Apparently a new finger-touch testing device is now ready for launch, which can give a red or green light for alcohol in the blood stream in just 10 seconds, allowing for the “processing” of up to 300 employees per hour (though if you really have that many people on your staff whose drinking habits you are worried about, you have altogether bigger issues than this particular piece of kit could ever resolve).   Users can set their own threshold levels, according to the manufacturers, and the device can be used for industries from transport and leisure to the National Health Service and banking.

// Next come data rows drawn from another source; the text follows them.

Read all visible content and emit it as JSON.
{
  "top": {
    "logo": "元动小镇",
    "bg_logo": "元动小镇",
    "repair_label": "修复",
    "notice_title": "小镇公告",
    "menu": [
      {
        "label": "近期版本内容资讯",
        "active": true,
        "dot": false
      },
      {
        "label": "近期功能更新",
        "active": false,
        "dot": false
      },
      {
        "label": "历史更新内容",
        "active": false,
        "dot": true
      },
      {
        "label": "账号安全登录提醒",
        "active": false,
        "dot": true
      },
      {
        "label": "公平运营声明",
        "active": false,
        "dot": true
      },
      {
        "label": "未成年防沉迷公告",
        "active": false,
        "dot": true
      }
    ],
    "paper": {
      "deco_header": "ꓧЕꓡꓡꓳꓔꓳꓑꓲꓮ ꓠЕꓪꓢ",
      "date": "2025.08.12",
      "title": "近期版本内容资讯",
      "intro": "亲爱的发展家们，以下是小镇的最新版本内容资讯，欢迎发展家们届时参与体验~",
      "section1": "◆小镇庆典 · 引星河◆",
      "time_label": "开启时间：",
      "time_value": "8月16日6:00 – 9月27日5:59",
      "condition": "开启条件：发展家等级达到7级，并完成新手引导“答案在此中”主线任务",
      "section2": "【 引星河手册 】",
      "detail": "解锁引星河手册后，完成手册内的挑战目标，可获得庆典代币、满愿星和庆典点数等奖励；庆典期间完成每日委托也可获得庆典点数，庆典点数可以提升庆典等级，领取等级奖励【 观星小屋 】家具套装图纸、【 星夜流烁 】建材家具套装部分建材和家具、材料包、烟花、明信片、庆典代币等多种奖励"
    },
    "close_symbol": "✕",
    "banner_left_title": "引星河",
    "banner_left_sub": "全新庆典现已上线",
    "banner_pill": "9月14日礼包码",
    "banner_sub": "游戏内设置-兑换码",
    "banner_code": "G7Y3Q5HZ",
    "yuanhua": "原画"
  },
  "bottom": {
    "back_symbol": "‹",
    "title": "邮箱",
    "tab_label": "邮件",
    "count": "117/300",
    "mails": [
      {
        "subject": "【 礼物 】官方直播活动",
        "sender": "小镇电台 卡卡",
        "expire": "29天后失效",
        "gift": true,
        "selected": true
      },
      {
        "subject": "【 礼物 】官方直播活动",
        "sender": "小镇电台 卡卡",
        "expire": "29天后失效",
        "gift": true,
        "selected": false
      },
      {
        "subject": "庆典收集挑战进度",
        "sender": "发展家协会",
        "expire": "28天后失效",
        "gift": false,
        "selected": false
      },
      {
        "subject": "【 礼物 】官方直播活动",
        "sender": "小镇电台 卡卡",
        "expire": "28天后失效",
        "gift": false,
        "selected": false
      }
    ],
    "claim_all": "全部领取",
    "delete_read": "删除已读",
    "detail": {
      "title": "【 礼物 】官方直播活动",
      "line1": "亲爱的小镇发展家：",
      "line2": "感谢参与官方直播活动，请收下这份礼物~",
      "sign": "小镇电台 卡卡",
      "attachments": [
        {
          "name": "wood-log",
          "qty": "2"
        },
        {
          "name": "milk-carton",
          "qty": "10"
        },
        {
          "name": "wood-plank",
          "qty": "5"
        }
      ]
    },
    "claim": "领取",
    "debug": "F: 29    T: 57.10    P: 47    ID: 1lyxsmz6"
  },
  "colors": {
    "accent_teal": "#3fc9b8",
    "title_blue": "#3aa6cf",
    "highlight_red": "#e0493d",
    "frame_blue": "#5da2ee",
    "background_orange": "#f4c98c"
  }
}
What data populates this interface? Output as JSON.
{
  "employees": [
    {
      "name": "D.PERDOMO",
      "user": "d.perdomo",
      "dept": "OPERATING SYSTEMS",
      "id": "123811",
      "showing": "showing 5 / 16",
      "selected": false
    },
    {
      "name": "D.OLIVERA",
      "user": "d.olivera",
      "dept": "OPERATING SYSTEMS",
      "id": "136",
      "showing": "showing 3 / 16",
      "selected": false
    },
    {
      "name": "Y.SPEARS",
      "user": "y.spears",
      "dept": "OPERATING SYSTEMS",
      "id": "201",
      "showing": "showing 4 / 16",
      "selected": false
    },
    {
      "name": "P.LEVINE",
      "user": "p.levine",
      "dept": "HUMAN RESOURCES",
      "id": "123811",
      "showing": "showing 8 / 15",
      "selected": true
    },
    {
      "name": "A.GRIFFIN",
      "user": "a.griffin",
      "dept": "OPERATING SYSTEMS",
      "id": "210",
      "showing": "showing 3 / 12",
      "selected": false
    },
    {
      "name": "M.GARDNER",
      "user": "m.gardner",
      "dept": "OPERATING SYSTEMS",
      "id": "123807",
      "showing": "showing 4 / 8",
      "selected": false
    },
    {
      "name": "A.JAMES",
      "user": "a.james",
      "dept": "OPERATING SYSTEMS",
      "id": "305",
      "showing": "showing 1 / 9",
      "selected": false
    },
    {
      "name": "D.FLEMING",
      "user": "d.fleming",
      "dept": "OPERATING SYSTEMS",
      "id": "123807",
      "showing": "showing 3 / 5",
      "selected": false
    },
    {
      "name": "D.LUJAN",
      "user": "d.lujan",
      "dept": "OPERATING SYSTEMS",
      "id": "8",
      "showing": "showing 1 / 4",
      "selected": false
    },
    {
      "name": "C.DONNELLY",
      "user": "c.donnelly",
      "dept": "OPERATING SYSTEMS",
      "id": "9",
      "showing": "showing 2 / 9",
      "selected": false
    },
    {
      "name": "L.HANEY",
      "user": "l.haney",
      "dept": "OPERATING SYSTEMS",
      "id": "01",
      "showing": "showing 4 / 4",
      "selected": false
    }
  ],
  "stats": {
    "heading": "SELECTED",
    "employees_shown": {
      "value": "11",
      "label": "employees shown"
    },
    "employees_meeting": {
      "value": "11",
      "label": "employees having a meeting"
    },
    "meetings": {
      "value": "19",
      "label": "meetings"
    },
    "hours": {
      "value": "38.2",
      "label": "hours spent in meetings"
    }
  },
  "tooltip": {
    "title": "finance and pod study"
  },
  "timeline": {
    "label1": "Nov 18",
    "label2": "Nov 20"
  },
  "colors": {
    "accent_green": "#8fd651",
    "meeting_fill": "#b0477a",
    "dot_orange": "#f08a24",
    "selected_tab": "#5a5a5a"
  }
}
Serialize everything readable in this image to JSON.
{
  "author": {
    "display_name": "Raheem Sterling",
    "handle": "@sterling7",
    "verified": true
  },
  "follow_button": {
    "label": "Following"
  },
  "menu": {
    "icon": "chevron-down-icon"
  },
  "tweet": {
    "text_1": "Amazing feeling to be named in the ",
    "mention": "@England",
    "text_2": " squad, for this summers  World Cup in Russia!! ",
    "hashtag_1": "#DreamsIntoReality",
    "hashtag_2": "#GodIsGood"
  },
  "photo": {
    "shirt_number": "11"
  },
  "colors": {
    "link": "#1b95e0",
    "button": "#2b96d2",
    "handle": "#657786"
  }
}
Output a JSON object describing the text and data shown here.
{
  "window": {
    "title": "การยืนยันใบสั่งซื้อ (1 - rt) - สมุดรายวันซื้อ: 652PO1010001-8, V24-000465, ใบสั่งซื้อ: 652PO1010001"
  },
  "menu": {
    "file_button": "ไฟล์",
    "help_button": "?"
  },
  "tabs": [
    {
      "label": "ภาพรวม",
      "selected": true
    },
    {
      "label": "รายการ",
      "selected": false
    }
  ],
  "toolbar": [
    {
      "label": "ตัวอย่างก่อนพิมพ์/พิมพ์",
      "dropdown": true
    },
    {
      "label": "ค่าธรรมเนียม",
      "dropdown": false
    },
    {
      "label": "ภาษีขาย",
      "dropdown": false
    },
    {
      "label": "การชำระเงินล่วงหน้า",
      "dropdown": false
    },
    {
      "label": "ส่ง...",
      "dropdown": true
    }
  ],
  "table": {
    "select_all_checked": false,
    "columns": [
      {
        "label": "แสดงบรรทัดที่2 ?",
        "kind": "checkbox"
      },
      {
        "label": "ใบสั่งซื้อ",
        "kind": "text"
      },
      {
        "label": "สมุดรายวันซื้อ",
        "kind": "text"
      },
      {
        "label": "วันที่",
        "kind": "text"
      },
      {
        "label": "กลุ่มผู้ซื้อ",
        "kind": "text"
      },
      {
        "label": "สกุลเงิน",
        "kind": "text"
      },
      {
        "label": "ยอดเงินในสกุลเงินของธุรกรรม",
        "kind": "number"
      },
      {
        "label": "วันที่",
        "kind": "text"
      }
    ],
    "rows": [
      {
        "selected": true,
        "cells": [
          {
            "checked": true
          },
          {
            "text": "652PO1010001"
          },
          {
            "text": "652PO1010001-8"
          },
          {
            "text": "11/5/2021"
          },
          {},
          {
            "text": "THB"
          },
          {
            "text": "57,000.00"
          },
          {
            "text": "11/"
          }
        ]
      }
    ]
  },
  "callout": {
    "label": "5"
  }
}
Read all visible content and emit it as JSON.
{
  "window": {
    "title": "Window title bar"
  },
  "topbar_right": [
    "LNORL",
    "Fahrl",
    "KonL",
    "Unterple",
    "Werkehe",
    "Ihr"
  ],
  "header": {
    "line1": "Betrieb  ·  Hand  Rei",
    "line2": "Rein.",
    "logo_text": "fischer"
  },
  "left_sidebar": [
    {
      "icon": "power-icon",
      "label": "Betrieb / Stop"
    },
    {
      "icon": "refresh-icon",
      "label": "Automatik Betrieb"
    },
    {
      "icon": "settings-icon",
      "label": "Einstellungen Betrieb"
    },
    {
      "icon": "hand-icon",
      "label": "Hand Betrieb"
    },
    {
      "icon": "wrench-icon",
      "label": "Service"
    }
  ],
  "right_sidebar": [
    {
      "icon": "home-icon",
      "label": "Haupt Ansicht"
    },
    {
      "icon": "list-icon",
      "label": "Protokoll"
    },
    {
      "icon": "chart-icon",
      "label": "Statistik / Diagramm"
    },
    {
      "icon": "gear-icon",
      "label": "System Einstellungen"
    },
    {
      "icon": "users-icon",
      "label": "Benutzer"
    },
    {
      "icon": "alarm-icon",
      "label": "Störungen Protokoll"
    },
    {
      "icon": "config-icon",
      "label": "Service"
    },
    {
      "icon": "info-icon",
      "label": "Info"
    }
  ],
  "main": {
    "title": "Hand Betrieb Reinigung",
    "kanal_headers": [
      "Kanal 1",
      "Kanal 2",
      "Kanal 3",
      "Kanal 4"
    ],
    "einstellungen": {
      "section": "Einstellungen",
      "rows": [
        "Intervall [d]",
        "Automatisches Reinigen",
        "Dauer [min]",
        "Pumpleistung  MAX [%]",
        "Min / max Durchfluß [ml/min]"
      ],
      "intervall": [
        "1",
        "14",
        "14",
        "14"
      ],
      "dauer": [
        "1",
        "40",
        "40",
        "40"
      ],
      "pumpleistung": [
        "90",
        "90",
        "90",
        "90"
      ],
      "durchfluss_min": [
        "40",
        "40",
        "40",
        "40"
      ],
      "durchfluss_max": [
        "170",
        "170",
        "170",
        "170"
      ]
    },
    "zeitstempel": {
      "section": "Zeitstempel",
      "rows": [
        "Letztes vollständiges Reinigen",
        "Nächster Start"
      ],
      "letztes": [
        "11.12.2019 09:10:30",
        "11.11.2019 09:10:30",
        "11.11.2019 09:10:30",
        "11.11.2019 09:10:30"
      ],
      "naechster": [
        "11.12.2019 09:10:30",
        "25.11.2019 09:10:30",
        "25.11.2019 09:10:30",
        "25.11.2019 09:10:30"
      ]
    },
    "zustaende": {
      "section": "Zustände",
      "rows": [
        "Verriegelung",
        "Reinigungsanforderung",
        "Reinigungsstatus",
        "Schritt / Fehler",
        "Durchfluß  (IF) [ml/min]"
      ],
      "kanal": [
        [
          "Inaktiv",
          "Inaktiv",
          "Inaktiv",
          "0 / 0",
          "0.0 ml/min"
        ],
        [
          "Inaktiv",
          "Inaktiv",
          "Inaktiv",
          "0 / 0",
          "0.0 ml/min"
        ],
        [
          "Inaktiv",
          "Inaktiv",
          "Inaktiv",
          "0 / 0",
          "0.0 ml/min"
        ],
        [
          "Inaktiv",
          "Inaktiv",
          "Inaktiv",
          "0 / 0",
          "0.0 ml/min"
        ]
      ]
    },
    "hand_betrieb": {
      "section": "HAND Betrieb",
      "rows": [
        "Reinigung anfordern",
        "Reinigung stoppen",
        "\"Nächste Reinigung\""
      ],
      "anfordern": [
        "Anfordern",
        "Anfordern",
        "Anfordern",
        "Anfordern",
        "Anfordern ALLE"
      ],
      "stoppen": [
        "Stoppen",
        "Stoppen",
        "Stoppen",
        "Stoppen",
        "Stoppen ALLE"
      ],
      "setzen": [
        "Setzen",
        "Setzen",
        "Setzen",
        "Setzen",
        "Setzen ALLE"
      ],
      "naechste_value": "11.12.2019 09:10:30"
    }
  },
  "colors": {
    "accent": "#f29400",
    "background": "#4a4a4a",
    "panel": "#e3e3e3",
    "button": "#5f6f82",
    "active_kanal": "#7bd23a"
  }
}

You could probably make a case for routine alcohol testing in some safety-critical roles – airline pilots, oil-rig workers and the chap on watch at Sellafield – but otherwise it is hard to disagree with Dave Prentis, General Secretary of Trade Union UNISON, who sees this as “a sledgehammer to crack a nut”.   However, Metro reports his then losing that proper sense of perspective and continuing “If workers have a problem with alcohol, their employer should not be relying on a gadget to entrap them, but should be providing them with proper support”.   All well and good, Mr Prentis, but subject to a number of potentially fatal flaws.    Firstly, you do not have to have “a problem with alcohol” to be dangerously under the influence on one day.  Second, it may only take one day for there to be some serious accident or injury arising from your being in that state.  Third, alcohol begins to impair your faculties almost immediately, and well before the point where this would be visible to the untrained eye.   Last, above all, this is not about “entrapment” – that would be leading your employees to believe that reeling into work on the fumes of the night before is okay, and then nailing them for it.   The existence of a quick pass-or-fail test on a regular basis should be a deterrent, and not a temptation.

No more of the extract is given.